Карен видела, что он долго спит. Должно быть, Барни тяжело все время спускаться из спальни в мастерскую и подниматься обратно. Если бы только можно было избавить его от этой отчужденности. Она не просила его заниматься готовкой, и уже хотя бы поэтому он мог вести себя по-человечески. Она не воспринимала всерьез советы матери – но что, если он станет буйным? Стоит ли подвергать опасности себя и ребенка? А ведь надо будет что-то делать, если в ближайшее время он не придет в себя.
Карен понимала: не нужно было соваться к нему в мастерскую без его разрешения, – но ей казалось, что так она сможет увидеть, что творится у него в душе. Если необходимо взять Барни под наблюдение, врачам, безусловно, захочется знать, над чем он работал последние недели.

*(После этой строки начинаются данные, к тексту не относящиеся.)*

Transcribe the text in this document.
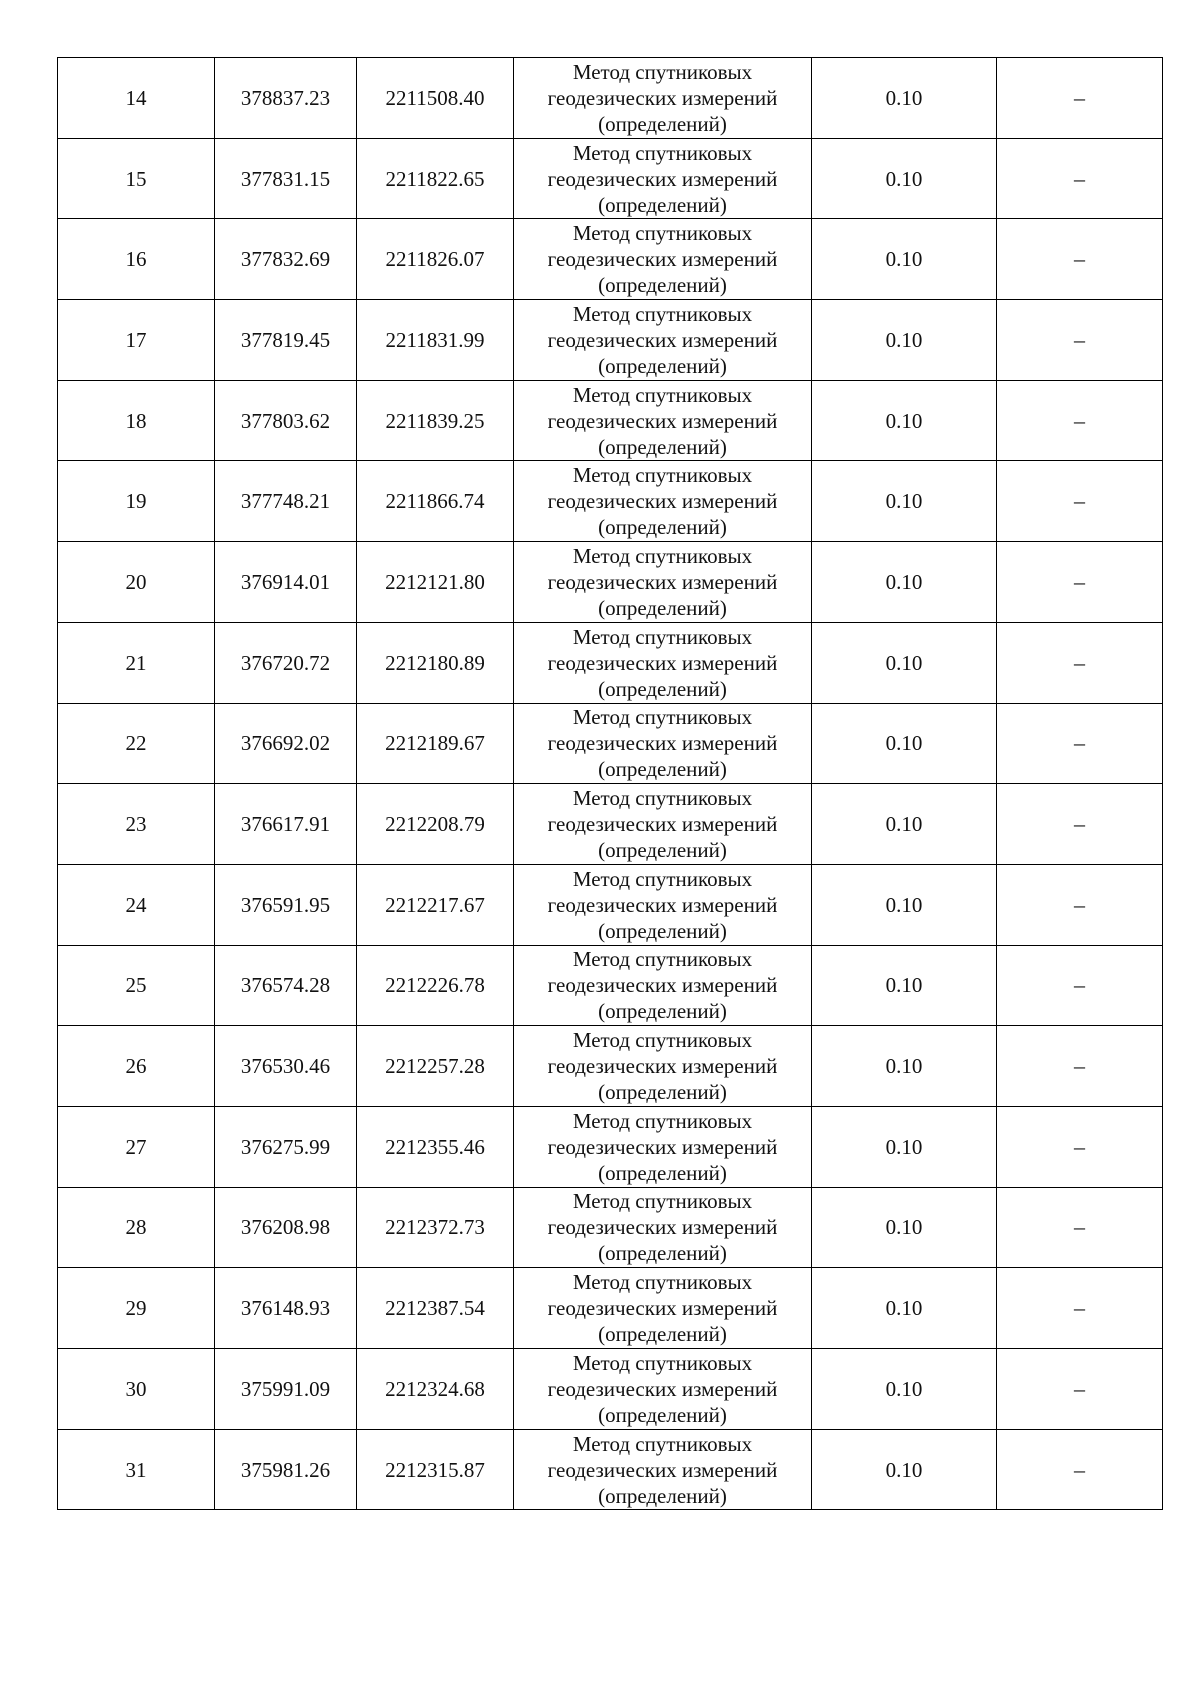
14	378837.23	2211508.40	Метод спутниковых
геодезических измерений
(определений)	0.10	–
15	377831.15	2211822.65	Метод спутниковых
геодезических измерений
(определений)	0.10	–
16	377832.69	2211826.07	Метод спутниковых
геодезических измерений
(определений)	0.10	–
17	377819.45	2211831.99	Метод спутниковых
геодезических измерений
(определений)	0.10	–
18	377803.62	2211839.25	Метод спутниковых
геодезических измерений
(определений)	0.10	–
19	377748.21	2211866.74	Метод спутниковых
геодезических измерений
(определений)	0.10	–
20	376914.01	2212121.80	Метод спутниковых
геодезических измерений
(определений)	0.10	–
21	376720.72	2212180.89	Метод спутниковых
геодезических измерений
(определений)	0.10	–
22	376692.02	2212189.67	Метод спутниковых
геодезических измерений
(определений)	0.10	–
23	376617.91	2212208.79	Метод спутниковых
геодезических измерений
(определений)	0.10	–
24	376591.95	2212217.67	Метод спутниковых
геодезических измерений
(определений)	0.10	–
25	376574.28	2212226.78	Метод спутниковых
геодезических измерений
(определений)	0.10	–
26	376530.46	2212257.28	Метод спутниковых
геодезических измерений
(определений)	0.10	–
27	376275.99	2212355.46	Метод спутниковых
геодезических измерений
(определений)	0.10	–
28	376208.98	2212372.73	Метод спутниковых
геодезических измерений
(определений)	0.10	–
29	376148.93	2212387.54	Метод спутниковых
геодезических измерений
(определений)	0.10	–
30	375991.09	2212324.68	Метод спутниковых
геодезических измерений
(определений)	0.10	–
31	375981.26	2212315.87	Метод спутниковых
геодезических измерений
(определений)	0.10	–
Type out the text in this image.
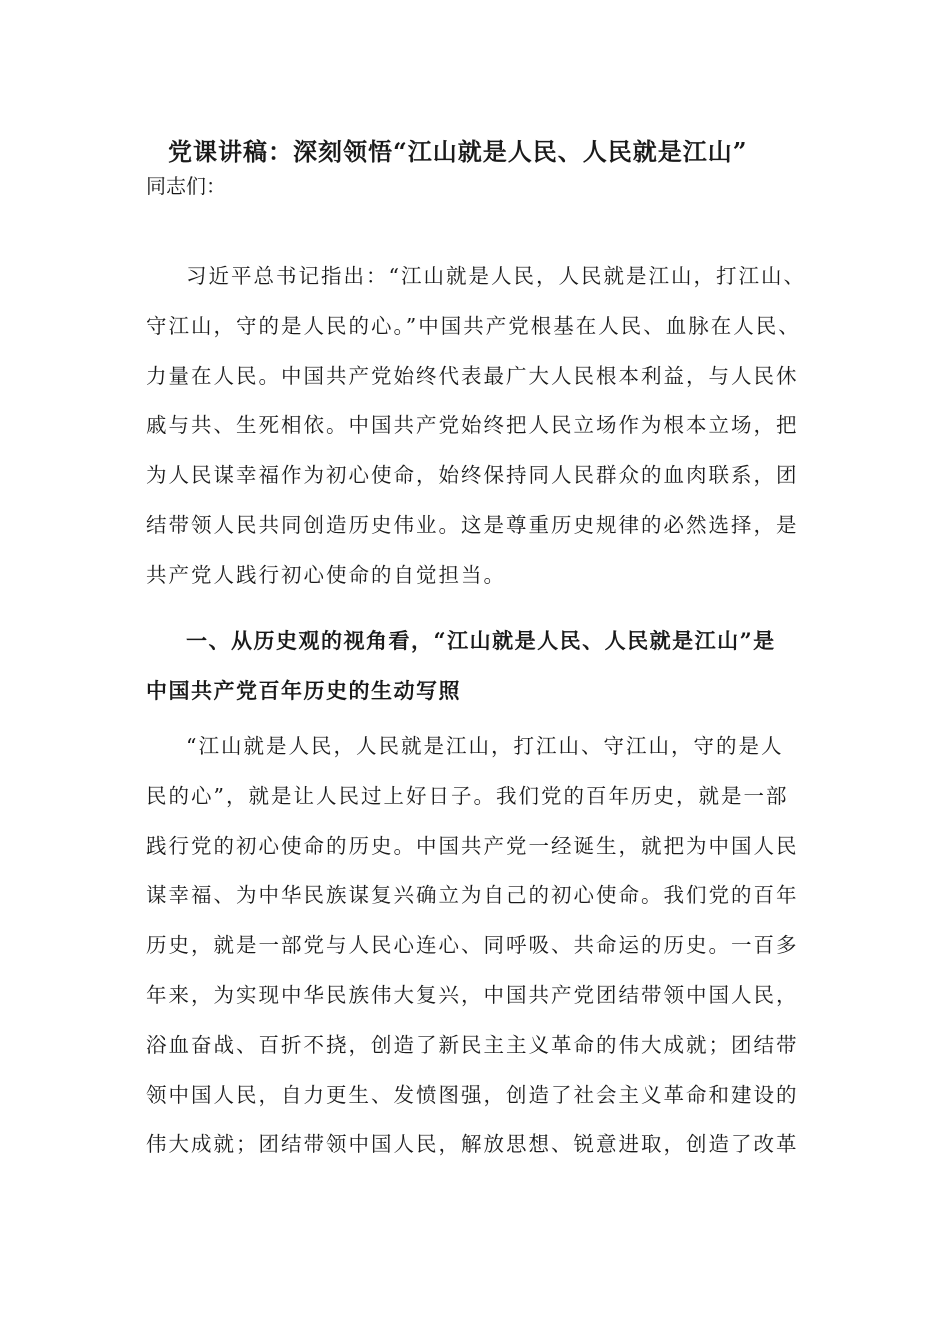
党课讲稿：深刻领悟“江山就是人民、人民就是江山”
同志们：
习近平总书记指出：“江山就是人民，人民就是江山，打江山、
守江山，守的是人民的心。”中国共产党根基在人民、血脉在人民、
力量在人民。中国共产党始终代表最广大人民根本利益，与人民休
戚与共、生死相依。中国共产党始终把人民立场作为根本立场，把
为人民谋幸福作为初心使命，始终保持同人民群众的血肉联系，团
结带领人民共同创造历史伟业。这是尊重历史规律的必然选择，是
共产党人践行初心使命的自觉担当。
一、从历史观的视角看，“江山就是人民、人民就是江山”是
中国共产党百年历史的生动写照
“江山就是人民，人民就是江山，打江山、守江山，守的是人
民的心”，就是让人民过上好日子。我们党的百年历史，就是一部
践行党的初心使命的历史。中国共产党一经诞生，就把为中国人民
谋幸福、为中华民族谋复兴确立为自己的初心使命。我们党的百年
历史，就是一部党与人民心连心、同呼吸、共命运的历史。一百多
年来，为实现中华民族伟大复兴，中国共产党团结带领中国人民，
浴血奋战、百折不挠，创造了新民主主义革命的伟大成就；团结带
领中国人民，自力更生、发愤图强，创造了社会主义革命和建设的
伟大成就；团结带领中国人民，解放思想、锐意进取，创造了改革
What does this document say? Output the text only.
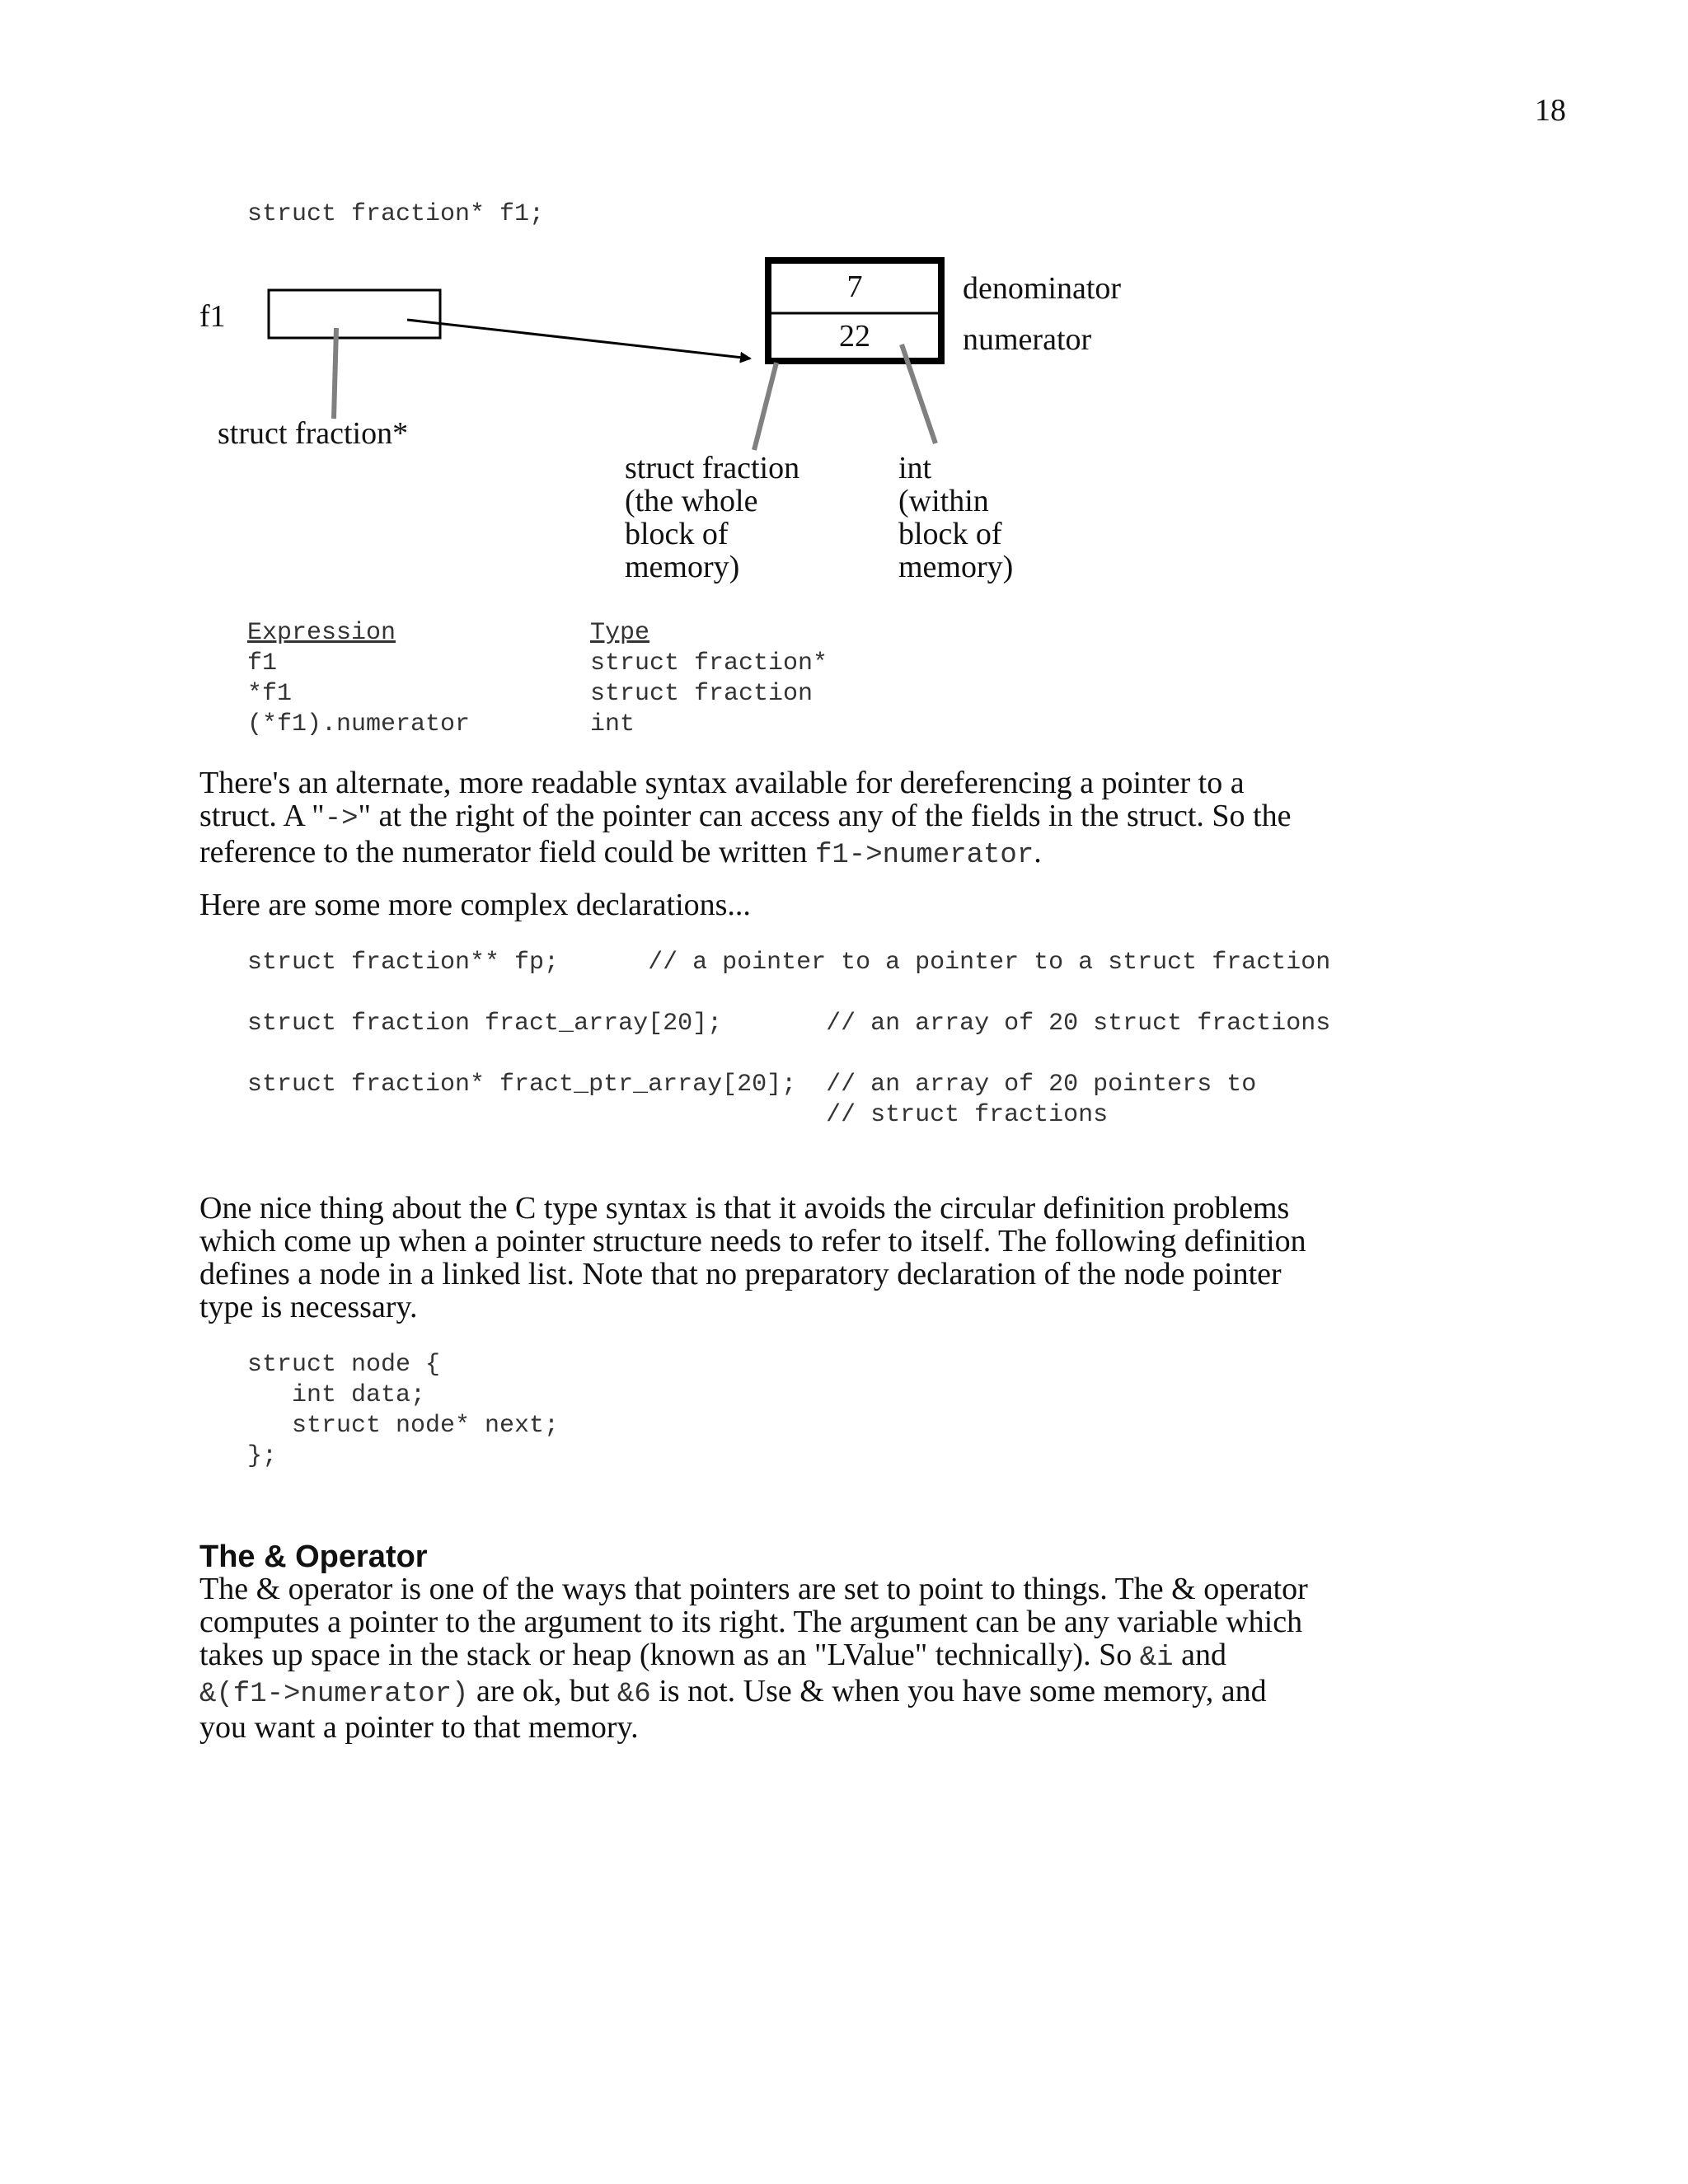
18
struct fraction* f1;
f1
struct fraction*
7
22
denominator
numerator
struct fraction
(the whole
block of
memory)
int
(within
block of
memory)
Expression
f1
*f1
(*f1).numerator
Type
struct fraction*
struct fraction
int
There's an alternate, more readable syntax available for dereferencing a pointer to a
struct. A "->" at the right of the pointer can access any of the fields in the struct. So the
reference to the numerator field could be written f1->numerator.
Here are some more complex declarations...
struct fraction** fp;      // a pointer to a pointer to a struct fraction

struct fraction fract_array[20];       // an array of 20 struct fractions

struct fraction* fract_ptr_array[20];  // an array of 20 pointers to
// struct fractions
One nice thing about the C type syntax is that it avoids the circular definition problems
which come up when a pointer structure needs to refer to itself. The following definition
defines a node in a linked list. Note that no preparatory declaration of the node pointer
type is necessary.
struct node {
int data;
struct node* next;
};
The & Operator
The & operator is one of the ways that pointers are set to point to things. The & operator
computes a pointer to the argument to its right. The argument can be any variable which
takes up space in the stack or heap (known as an "LValue" technically). So &i and
&(f1->numerator) are ok, but &6 is not. Use & when you have some memory, and
you want a pointer to that memory.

Она подозревала, что его странная отчужденность как-то связана с Майрой. Карен не знала точно, что произошло между ними, а когда Барни рассказал ей в тот день, что Майра собралась и ушла, лишних вопросов она не задавала. Она не собиралась ни допрашивать его, ни судить. Майра как будто вернулась затем, чтобы предъявить права на то, что когда-то принадлежало ей, но главное – она уехала, а Барни по-прежнему здесь. Все остальное не важно.